On Wed, Jul 28, 2004 at 12:24:07AM -0500, David Buttrick scratched on the wall:
> OK. I buy your comparisons. And it had gone past me that Xgrid is a
> grid, and not a cluster-in-the-Beowulf-sense. That's a really good
> distinction.
>
> There is one limitation though - Rendezvous. If you look at that, then
> an Xgrid has more a traditional cluster network topology.
> All the nodes are connected on a single subnet.
That's true, but you don't *have* to use Rendezvous. You can
manually configure systems that are not on your subnet.
Also, see information from session 504 ("Rendezvous Update") at WWDC.
> its about guaranteeing that a result comes from who it says it
> does - "formal membership" as you said below.

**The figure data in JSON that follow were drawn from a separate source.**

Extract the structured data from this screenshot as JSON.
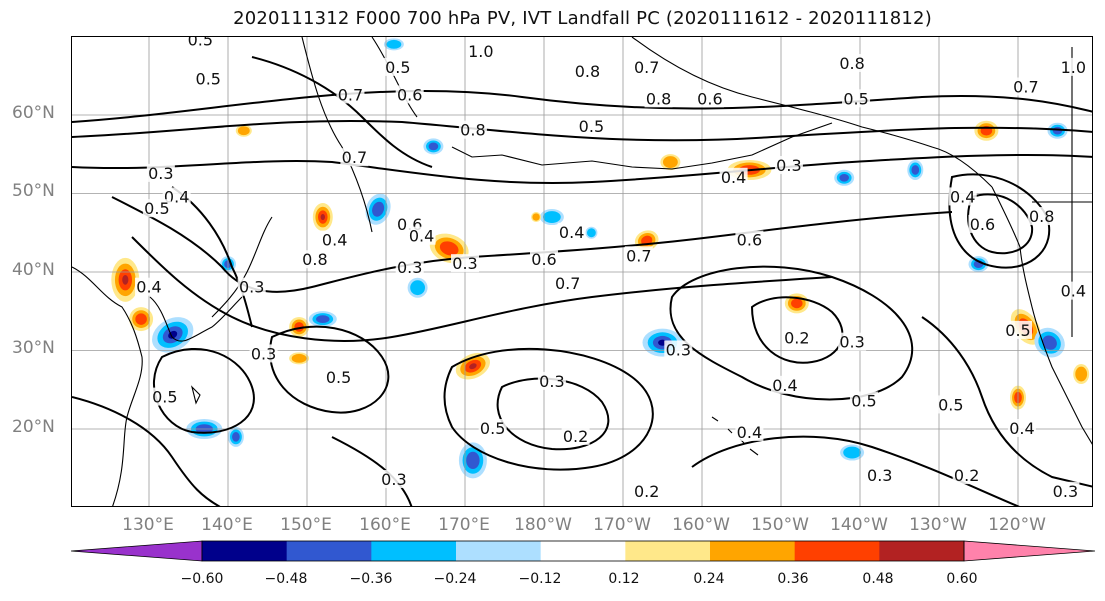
{
  "title": "2020111312 F000 700 hPa PV, IVT Landfall PC (2020111612 - 2020111812)",
  "latitude_labels": [
    "60°N",
    "50°N",
    "40°N",
    "30°N",
    "20°N"
  ],
  "longitude_labels": [
    "130°E",
    "140°E",
    "150°E",
    "160°E",
    "170°E",
    "180°W",
    "170°W",
    "160°W",
    "150°W",
    "140°W",
    "130°W",
    "120°W"
  ],
  "colorbar": {
    "ticks": [
      "−0.60",
      "−0.48",
      "−0.36",
      "−0.24",
      "−0.12",
      "0.12",
      "0.24",
      "0.36",
      "0.48",
      "0.60"
    ],
    "colors": [
      "#9932CC",
      "#00008B",
      "#3158D0",
      "#00BFFF",
      "#ADDFFF",
      "#FFFFFF",
      "#FFE88A",
      "#FFA500",
      "#FF4000",
      "#B22222",
      "#FF82AB"
    ]
  },
  "contour_labels": [
    {
      "text": "0.5",
      "lon": 136.5,
      "lat": 69.5
    },
    {
      "text": "0.5",
      "lon": 137.5,
      "lat": 64.5
    },
    {
      "text": "0.7",
      "lon": 155.5,
      "lat": 62.5
    },
    {
      "text": "0.5",
      "lon": 161.5,
      "lat": 66.0
    },
    {
      "text": "0.6",
      "lon": 163.0,
      "lat": 62.5
    },
    {
      "text": "1.0",
      "lon": 172.0,
      "lat": 68.0
    },
    {
      "text": "0.8",
      "lon": 171.0,
      "lat": 58.0
    },
    {
      "text": "0.8",
      "lon": 185.5,
      "lat": 65.5
    },
    {
      "text": "0.7",
      "lon": 193.0,
      "lat": 66.0
    },
    {
      "text": "0.8",
      "lon": 194.5,
      "lat": 62.0
    },
    {
      "text": "0.6",
      "lon": 201.0,
      "lat": 62.0
    },
    {
      "text": "0.5",
      "lon": 186.0,
      "lat": 58.5
    },
    {
      "text": "0.8",
      "lon": 219.0,
      "lat": 66.5
    },
    {
      "text": "0.5",
      "lon": 219.5,
      "lat": 62.0
    },
    {
      "text": "0.7",
      "lon": 241.0,
      "lat": 63.5
    },
    {
      "text": "1.0",
      "lon": 247.0,
      "lat": 66.0
    },
    {
      "text": "0.3",
      "lon": 131.5,
      "lat": 52.5
    },
    {
      "text": "0.4",
      "lon": 133.5,
      "lat": 49.5
    },
    {
      "text": "0.5",
      "lon": 131.0,
      "lat": 48.0
    },
    {
      "text": "0.7",
      "lon": 156.0,
      "lat": 54.5
    },
    {
      "text": "0.4",
      "lon": 153.5,
      "lat": 44.0
    },
    {
      "text": "0.8",
      "lon": 151.0,
      "lat": 41.5
    },
    {
      "text": "0.4",
      "lon": 130.0,
      "lat": 38.0
    },
    {
      "text": "0.3",
      "lon": 143.0,
      "lat": 38.0
    },
    {
      "text": "0.6",
      "lon": 163.0,
      "lat": 46.0
    },
    {
      "text": "0.4",
      "lon": 164.5,
      "lat": 44.5
    },
    {
      "text": "0.3",
      "lon": 163.0,
      "lat": 40.5
    },
    {
      "text": "0.3",
      "lon": 170.0,
      "lat": 41.0
    },
    {
      "text": "0.6",
      "lon": 180.0,
      "lat": 41.5
    },
    {
      "text": "0.4",
      "lon": 183.5,
      "lat": 45.0
    },
    {
      "text": "0.7",
      "lon": 183.0,
      "lat": 38.5
    },
    {
      "text": "0.7",
      "lon": 192.0,
      "lat": 42.0
    },
    {
      "text": "0.6",
      "lon": 206.0,
      "lat": 44.0
    },
    {
      "text": "0.4",
      "lon": 204.0,
      "lat": 52.0
    },
    {
      "text": "0.3",
      "lon": 211.0,
      "lat": 53.5
    },
    {
      "text": "0.2",
      "lon": 212.0,
      "lat": 31.5
    },
    {
      "text": "0.3",
      "lon": 219.0,
      "lat": 31.0
    },
    {
      "text": "0.3",
      "lon": 197.0,
      "lat": 30.0
    },
    {
      "text": "0.4",
      "lon": 210.5,
      "lat": 25.5
    },
    {
      "text": "0.4",
      "lon": 206.0,
      "lat": 19.5
    },
    {
      "text": "0.5",
      "lon": 220.5,
      "lat": 23.5
    },
    {
      "text": "0.5",
      "lon": 231.5,
      "lat": 23.0
    },
    {
      "text": "0.3",
      "lon": 222.5,
      "lat": 14.0
    },
    {
      "text": "0.2",
      "lon": 233.5,
      "lat": 14.0
    },
    {
      "text": "0.3",
      "lon": 181.0,
      "lat": 26.0
    },
    {
      "text": "0.5",
      "lon": 173.5,
      "lat": 20.0
    },
    {
      "text": "0.2",
      "lon": 184.0,
      "lat": 19.0
    },
    {
      "text": "0.2",
      "lon": 193.0,
      "lat": 12.0
    },
    {
      "text": "0.3",
      "lon": 161.0,
      "lat": 13.5
    },
    {
      "text": "0.5",
      "lon": 154.0,
      "lat": 26.5
    },
    {
      "text": "0.3",
      "lon": 144.5,
      "lat": 29.5
    },
    {
      "text": "0.5",
      "lon": 132.0,
      "lat": 24.0
    },
    {
      "text": "0.4",
      "lon": 233.0,
      "lat": 49.5
    },
    {
      "text": "0.6",
      "lon": 235.5,
      "lat": 46.0
    },
    {
      "text": "0.8",
      "lon": 243.0,
      "lat": 47.0
    },
    {
      "text": "0.4",
      "lon": 247.0,
      "lat": 37.5
    },
    {
      "text": "0.4",
      "lon": 240.5,
      "lat": 20.0
    },
    {
      "text": "0.3",
      "lon": 246.0,
      "lat": 12.0
    },
    {
      "text": "0.5",
      "lon": 240.0,
      "lat": 32.5
    }
  ]
}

I guess that phrase could be used for a lot of things. As you said,
one way to see that is a set of "known" machines, even if they are
organized in a grid-like fashion. It can be taken much further than
that, however. Cluster machines tend to be dedicated. A machine
that is part of a cluster does absolutely nothing else. This is much
less true of Xgrid machines (or grid machines in general). Cluster
machines all tend to be managed by the same person (or group) and are
as "cookie cutter" as possible-- again, grid machines aren't.
In many ways I think it is fair to say that a cluster is just a
extremely organized and formalized grid-- or that a grid is a very
disorganized cluster-- but I'm sure the computer science types will
yell at me for such comments. I think you get what I mean, however.
-j
--
Jay A. Kreibich | Integration & Software Eng.